Você acha possível que um texto seja repugnante,
ingênuo, esquisito e autorrevelador ao
mesmo tempo?
Eu também pensava que não. Até deparar com
a proeza. Seu autor? O empresário Ricardo Semler. Lugar? Como não poderia
deixar de ser, no site da indefectível Folha de São Paulo (quem quiser experimentar
o espanto que me acometeu clique em http://www1.folha.uol.com.br/fsp/opiniao/196552-nunca-se-roubou-tao-pouco.shtml)
Semler foi capaz de perpetrar um dos mais
embostelados textos políticos dos inúmeros trazidos a lume na internet durante
o nada saudoso annus horribilis de
2014. Encimado pelo inacreditável título Nunca
se roubou tão pouco, o artigo trata
dos recentes escândalos de corrupção ora expostos aos olhos do público pela
Operação Lava Jato (que, como já denunciado por Ruy Castro, devia chamar-se “Lava
a Jato”, por respeito ao vernáculo; não sejamos exigentes demais, todavia; tudo
estará bem enquanto a PF mantiver sua máquina de lavar eliminando saqueadores imundos
dos quadros da Petrobras, das demais estatais e, torçamos todos, do Planalto).

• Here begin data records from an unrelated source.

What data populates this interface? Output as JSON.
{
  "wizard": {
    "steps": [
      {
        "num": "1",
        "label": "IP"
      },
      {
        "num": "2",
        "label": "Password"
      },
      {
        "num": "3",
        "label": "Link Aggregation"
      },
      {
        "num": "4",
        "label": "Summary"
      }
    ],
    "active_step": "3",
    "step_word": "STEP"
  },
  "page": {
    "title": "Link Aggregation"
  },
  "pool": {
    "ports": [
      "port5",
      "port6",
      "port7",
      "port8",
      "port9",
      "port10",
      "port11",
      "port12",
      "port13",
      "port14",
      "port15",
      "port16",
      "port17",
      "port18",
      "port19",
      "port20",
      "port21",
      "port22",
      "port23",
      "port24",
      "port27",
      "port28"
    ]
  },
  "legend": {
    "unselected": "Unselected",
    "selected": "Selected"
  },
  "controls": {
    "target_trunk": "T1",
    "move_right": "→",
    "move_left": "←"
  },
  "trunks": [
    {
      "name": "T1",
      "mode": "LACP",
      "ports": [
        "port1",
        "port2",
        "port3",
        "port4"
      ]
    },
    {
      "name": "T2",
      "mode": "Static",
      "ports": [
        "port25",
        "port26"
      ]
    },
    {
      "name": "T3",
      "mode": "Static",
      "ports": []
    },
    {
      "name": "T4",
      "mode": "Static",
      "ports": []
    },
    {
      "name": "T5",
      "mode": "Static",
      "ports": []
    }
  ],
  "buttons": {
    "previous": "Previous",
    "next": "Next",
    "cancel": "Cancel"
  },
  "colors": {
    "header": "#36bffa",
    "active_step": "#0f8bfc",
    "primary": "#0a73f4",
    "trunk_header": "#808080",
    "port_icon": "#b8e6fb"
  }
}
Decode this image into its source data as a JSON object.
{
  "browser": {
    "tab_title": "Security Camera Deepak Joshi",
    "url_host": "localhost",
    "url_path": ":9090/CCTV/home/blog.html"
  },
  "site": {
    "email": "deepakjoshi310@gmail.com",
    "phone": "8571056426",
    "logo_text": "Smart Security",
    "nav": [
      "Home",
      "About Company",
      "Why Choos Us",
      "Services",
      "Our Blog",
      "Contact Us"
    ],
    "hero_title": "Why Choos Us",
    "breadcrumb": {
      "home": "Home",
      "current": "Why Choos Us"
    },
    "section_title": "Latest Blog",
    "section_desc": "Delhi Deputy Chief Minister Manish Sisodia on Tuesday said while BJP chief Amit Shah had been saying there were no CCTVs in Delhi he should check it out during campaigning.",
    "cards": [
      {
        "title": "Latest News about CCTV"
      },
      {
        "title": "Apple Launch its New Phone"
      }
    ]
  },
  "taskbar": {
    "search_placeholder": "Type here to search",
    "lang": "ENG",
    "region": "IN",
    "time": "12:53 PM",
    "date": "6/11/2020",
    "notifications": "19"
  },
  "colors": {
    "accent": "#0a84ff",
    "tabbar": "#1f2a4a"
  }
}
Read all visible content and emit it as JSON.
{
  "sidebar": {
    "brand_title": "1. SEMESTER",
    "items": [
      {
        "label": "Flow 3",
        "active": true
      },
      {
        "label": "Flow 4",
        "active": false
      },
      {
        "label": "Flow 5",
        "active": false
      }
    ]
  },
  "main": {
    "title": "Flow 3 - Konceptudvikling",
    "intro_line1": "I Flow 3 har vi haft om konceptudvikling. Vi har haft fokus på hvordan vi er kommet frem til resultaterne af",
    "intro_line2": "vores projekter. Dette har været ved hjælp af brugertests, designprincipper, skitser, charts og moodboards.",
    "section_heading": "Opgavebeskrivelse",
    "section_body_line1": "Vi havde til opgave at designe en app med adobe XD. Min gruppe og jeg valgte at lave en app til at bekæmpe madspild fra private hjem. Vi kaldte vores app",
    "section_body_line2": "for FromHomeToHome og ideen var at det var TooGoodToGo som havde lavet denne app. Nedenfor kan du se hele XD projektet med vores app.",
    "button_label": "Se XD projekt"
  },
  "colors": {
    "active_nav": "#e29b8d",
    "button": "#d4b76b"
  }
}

Mas que é que há afinal de tão repulsivo e
singular no texto do digno representante da elite branca Ricardo Semler a ponto
de suscitar nojo e perplexidade? De alto abaixo, não se salva uma só ideia no artigo
do homem. O sentimento de repulsa inicia, como já assinalado, no título
espantoso e vai recrudescendo palavra após palavra.
Nunca se
roubou tão pouco?
Só pode ser piada.
Ainda mais vindo de quem vem.
O autor se apressa a mostrar seu cartão
de visitas àqueles que ainda não o conhecem. “Não sou petista”, declara logo no primeiro período. “E sim tucano.” O alerta reforça a
impressão de que estamos diante duma baldada tentativa de ironia. Ora, o leitor
haverá de pensar, um tucano jamais faria tal diagnóstico do grau de corrupção que
o país está atravessando. A menos que de tucano tivesse só a plumagem. Enunciar
tamanha mistificação e ainda afetar uma máscara de circunspeção, ora, só o sr.
da Silva com seu imbatível cinismo seria capaz de.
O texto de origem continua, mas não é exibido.